Can wash sale losses offset capital gains?

Question of the week: A client sold two different stocks, then he repurchased them a few weeks later. Can he offset his wash sale losses with wash sale capital gains?

April 29, 2020

Q. A client sold shares of two stocks and repurchased them a few weeks later. Since one sale was a wash sale loss and the other was a capital gain, can the two transactions offset each other?

A worried client sold shares of two different stocks at the end of March. He had a long-term capital loss on stock “A” but a short-term capital gain on stock “B.” A few weeks later he figured he’d acted too hastily and repurchased the same number of shares of both stocks, deciding they were “good bargains.” So far, he is still holding both stocks. Since he has two wash sales, can he offset the loss on “A” with the gain on “B?”

A. Your client can’t claim the wash sale loss; gain on the other sale must be recognized immediately. The two sales cannot offset each other.

Your client has only one wash sale. He cannot offset the wash sale loss on “A” with the capital gain on “B.”

A wash sale occurs under §1091 when a taxpayer sells stock or other securities at a loss and, within 30 days before or after the sale, buys substantially identical securities. The disallowed loss increases the taxpayer’s basis of the repurchased securities. Report the wash sale loss on Form 8949, Sales and Other Dispositions of Capital Assets showing code “W” in column (f) and the loss amount as a positive number in column (g). See Form 8949 instructions.

For instance, say that your client’s loss on stock “A” was $1,000 and he repurchased stock “A” for $3,000. His basis in the repurchased shares would then be $4,000 ($3,000 purchase price + $1,000 disallowed loss). Also, the holding period on the repurchased shares includes the holding period for the shares that were sold. If your client changes his mind yet again this year and sells the stock without repurchasing it, he will figure long-term gain or loss based on the sales price and his $4,000 basis.
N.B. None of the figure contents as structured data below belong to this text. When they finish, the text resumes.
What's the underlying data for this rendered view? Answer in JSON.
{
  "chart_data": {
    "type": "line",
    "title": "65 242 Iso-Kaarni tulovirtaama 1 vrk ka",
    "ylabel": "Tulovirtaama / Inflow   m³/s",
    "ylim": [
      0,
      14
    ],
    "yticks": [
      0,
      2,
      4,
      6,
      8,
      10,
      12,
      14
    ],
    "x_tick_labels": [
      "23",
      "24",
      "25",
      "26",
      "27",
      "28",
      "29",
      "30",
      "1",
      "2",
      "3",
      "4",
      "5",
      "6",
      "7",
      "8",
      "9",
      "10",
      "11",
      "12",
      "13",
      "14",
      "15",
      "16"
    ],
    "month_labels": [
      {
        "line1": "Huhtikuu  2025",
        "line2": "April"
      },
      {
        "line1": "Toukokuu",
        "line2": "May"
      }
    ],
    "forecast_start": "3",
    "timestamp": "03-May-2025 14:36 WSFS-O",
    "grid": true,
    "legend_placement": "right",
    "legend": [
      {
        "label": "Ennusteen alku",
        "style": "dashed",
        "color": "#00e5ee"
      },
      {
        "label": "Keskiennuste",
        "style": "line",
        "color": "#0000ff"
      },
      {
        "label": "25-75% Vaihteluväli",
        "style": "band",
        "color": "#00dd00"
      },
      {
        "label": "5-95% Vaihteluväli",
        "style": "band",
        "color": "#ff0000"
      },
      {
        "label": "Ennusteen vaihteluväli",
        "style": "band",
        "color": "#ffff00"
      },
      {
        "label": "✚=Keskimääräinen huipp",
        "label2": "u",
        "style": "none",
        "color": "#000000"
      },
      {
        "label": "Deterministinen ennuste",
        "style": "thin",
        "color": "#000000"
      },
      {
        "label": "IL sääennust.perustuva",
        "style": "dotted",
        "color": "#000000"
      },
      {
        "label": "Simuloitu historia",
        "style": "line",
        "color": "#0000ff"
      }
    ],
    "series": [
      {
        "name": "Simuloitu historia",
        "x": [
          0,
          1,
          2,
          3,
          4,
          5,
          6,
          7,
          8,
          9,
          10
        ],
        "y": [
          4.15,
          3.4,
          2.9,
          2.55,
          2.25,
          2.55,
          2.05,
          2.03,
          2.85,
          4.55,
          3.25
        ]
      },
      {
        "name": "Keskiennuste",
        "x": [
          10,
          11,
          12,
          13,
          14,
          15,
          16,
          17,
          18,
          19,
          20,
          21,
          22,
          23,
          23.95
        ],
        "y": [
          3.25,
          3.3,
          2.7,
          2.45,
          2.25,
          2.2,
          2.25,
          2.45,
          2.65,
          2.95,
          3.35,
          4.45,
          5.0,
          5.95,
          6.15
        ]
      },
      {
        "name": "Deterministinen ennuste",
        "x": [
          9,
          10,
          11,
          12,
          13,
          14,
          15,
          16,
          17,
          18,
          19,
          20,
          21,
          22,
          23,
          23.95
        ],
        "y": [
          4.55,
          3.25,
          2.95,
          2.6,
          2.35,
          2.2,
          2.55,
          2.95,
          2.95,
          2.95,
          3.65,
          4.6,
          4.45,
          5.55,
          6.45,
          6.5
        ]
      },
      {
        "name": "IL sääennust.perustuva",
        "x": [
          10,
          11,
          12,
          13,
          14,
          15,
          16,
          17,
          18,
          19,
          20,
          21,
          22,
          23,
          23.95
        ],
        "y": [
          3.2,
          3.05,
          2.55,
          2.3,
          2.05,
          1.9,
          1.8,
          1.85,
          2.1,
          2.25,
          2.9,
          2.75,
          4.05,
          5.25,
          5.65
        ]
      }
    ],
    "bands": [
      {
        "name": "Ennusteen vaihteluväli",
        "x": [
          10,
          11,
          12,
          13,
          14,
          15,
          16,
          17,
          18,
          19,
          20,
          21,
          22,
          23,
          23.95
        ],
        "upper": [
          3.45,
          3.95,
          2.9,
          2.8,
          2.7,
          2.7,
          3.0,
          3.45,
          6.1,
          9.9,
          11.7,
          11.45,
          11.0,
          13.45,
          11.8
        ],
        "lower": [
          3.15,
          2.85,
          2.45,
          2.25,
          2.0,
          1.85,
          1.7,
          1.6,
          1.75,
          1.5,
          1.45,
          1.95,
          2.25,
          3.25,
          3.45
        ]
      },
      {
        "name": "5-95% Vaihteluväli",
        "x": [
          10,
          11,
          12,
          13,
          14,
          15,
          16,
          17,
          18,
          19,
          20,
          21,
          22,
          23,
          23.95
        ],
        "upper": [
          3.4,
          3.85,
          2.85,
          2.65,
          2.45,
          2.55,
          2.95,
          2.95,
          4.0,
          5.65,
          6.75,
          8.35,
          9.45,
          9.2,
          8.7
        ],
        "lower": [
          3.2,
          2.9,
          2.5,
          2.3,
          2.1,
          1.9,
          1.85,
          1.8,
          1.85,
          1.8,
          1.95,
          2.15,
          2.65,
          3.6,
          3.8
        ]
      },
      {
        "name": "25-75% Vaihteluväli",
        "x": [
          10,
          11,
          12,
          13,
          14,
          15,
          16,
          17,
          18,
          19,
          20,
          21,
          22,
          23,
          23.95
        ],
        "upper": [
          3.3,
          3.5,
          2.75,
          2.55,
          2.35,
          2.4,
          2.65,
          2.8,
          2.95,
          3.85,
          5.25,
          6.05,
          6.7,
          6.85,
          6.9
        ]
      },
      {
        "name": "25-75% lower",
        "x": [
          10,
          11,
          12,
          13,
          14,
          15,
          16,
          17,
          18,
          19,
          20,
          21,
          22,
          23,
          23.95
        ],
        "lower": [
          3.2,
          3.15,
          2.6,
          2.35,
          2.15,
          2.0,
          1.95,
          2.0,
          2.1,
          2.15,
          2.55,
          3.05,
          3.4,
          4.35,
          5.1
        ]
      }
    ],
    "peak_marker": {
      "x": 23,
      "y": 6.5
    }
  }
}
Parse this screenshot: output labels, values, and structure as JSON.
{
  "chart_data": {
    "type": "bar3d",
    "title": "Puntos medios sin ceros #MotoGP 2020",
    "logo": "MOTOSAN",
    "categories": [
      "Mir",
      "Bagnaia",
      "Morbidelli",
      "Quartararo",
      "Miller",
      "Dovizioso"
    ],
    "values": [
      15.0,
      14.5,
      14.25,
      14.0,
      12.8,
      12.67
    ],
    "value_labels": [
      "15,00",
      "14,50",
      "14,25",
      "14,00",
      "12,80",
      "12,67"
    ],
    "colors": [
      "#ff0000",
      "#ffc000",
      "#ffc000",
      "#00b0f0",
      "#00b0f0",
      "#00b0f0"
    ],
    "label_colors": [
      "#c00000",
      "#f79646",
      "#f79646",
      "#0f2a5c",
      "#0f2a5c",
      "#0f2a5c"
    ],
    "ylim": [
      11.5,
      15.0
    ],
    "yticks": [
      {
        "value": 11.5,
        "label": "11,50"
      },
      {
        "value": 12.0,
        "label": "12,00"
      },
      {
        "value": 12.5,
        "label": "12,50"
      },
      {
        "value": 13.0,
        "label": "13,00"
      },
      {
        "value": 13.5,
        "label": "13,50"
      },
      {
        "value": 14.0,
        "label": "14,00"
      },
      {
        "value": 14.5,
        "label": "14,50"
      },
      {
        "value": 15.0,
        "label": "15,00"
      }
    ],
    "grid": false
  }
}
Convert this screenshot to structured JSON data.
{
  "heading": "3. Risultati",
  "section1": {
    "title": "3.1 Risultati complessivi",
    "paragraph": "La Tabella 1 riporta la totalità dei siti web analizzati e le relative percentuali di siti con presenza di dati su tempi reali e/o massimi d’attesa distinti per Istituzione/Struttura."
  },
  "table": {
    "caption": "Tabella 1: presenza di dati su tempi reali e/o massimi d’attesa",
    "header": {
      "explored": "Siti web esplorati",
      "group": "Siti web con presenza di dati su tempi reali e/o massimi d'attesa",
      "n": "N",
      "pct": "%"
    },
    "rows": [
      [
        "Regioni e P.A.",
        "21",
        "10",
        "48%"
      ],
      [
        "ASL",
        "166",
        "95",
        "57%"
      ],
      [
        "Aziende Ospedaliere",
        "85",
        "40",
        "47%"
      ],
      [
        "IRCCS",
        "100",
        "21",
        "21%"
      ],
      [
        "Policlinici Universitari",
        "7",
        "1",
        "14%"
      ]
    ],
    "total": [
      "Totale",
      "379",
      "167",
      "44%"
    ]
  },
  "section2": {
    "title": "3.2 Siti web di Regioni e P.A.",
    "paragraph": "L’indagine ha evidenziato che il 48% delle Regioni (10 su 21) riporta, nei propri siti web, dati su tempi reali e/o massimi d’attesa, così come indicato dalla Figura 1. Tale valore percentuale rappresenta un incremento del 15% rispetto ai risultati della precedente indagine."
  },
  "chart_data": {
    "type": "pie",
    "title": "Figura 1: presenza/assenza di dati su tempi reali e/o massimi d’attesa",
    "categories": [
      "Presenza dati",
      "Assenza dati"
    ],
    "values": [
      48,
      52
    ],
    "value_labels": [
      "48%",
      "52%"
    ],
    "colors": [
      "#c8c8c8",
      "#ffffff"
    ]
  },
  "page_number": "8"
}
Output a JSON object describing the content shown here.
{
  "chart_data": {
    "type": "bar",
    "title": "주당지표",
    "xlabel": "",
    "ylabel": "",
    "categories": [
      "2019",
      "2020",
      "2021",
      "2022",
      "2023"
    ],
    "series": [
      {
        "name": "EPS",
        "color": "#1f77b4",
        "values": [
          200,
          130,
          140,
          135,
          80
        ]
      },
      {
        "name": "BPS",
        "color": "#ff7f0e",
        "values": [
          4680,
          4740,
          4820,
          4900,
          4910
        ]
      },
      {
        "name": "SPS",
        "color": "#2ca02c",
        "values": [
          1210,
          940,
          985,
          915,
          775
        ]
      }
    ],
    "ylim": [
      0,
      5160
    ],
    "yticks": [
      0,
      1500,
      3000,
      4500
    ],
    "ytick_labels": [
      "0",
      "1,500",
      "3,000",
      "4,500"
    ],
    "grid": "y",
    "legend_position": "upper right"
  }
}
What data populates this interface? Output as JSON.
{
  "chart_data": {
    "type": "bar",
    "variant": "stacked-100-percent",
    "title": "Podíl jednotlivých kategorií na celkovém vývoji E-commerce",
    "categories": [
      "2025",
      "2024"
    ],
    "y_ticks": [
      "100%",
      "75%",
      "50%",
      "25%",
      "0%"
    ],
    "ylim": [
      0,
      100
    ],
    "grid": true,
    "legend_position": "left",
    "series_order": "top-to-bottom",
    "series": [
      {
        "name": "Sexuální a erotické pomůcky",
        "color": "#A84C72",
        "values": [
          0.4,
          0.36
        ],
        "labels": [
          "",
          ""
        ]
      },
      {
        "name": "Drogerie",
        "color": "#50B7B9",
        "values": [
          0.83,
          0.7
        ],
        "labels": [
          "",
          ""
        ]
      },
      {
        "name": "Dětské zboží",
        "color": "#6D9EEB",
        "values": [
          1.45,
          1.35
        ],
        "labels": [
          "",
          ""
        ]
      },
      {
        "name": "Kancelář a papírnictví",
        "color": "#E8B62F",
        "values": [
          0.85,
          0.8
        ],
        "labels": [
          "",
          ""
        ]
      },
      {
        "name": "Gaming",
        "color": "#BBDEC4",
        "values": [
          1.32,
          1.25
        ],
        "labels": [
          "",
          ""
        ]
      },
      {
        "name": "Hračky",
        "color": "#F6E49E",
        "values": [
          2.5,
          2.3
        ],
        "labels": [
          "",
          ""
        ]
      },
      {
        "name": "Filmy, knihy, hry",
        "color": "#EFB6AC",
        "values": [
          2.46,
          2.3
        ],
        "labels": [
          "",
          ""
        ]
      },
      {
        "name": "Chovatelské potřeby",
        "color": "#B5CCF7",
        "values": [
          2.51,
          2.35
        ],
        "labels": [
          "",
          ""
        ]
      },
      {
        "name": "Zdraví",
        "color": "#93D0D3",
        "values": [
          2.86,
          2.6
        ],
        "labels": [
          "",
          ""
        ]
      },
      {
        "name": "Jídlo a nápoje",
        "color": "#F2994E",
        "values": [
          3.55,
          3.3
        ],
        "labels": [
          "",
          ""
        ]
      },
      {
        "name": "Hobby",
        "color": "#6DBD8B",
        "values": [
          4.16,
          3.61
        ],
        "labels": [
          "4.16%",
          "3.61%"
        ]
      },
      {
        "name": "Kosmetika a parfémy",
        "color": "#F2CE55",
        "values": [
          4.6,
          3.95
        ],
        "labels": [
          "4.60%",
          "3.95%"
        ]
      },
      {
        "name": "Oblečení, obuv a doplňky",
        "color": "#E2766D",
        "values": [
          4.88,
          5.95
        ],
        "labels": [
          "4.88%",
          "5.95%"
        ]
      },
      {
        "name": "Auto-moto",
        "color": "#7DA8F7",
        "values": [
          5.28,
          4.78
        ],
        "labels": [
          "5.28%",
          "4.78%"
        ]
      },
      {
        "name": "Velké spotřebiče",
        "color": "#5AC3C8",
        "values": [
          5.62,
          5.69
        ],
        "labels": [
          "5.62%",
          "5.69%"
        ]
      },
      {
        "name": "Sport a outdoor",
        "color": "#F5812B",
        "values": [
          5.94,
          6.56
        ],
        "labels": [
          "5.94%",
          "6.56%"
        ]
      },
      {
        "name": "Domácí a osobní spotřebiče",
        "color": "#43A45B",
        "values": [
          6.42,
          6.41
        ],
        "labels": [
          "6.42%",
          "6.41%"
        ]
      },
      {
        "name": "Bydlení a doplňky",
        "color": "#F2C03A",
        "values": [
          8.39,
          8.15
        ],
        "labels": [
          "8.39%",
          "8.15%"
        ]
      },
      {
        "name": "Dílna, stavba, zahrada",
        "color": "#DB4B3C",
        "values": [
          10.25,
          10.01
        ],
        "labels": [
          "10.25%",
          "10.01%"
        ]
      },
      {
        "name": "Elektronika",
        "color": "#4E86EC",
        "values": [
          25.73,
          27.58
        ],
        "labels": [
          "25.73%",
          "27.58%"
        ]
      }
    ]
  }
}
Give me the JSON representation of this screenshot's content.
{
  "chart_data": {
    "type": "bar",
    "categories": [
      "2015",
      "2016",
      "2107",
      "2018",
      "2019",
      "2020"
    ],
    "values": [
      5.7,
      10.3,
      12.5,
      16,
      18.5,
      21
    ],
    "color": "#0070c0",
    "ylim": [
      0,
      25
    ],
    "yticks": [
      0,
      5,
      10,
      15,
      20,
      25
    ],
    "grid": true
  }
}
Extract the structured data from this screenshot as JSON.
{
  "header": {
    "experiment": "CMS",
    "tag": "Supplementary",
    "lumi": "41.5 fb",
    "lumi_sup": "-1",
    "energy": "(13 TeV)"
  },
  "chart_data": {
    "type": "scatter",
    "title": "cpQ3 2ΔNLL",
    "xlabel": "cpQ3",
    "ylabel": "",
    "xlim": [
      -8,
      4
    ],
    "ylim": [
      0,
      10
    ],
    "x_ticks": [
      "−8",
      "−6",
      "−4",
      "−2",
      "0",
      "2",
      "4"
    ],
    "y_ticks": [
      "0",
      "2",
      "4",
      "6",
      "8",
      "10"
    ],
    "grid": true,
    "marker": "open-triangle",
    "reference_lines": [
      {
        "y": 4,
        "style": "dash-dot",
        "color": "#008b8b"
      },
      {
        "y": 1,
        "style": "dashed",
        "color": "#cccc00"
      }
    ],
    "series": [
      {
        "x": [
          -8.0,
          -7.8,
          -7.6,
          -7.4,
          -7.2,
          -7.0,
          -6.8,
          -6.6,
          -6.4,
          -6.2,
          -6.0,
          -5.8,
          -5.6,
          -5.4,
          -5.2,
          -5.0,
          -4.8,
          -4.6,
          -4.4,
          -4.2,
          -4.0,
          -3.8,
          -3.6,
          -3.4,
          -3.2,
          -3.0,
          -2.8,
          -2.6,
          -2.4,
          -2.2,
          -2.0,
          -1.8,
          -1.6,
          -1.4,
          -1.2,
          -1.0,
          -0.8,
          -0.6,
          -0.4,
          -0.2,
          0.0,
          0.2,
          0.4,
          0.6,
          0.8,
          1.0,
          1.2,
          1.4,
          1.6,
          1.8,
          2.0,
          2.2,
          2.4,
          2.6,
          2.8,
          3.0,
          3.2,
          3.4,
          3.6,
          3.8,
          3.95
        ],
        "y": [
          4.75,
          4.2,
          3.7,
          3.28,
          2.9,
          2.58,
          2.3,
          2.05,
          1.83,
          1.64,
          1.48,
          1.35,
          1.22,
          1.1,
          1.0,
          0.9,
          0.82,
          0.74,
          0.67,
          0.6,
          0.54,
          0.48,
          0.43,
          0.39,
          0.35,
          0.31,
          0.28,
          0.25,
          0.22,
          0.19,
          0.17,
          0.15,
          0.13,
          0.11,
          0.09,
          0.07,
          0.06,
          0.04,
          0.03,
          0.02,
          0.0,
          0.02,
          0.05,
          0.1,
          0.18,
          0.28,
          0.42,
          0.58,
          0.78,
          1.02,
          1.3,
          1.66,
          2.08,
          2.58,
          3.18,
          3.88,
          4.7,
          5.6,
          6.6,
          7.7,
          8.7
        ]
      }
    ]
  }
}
The wash sale rules do not apply to the sale of stock “B” because that stock was sold at a gain. Therefore, the short-term capital gain resulting from the sale of “B” must be recognized immediately. The fact that your client repurchased the “B” shares within 30 days as well is not relevant because this sale/repurchase isn’t a wash sale. The wash sale loss of “A” cannot be used to offset the gain from the sale of “B” or gain from any other sale. However, your client can offset the gain on “B” with losses from other sales this year under the usual long- and short-term capital gain netting rules, assuming wash sale or other rules don’t prevent recognition of the other losses.

You stated that your client sold and repurchased the same number of shares of “A.” Had that not been the case, the shares purchased should be matched to the number of shares sold. For example, if he sold 250 shares but repurchased only 225 shares of “A” within 30 days, then the loss on 25 shares of “A” would be immediately recognized.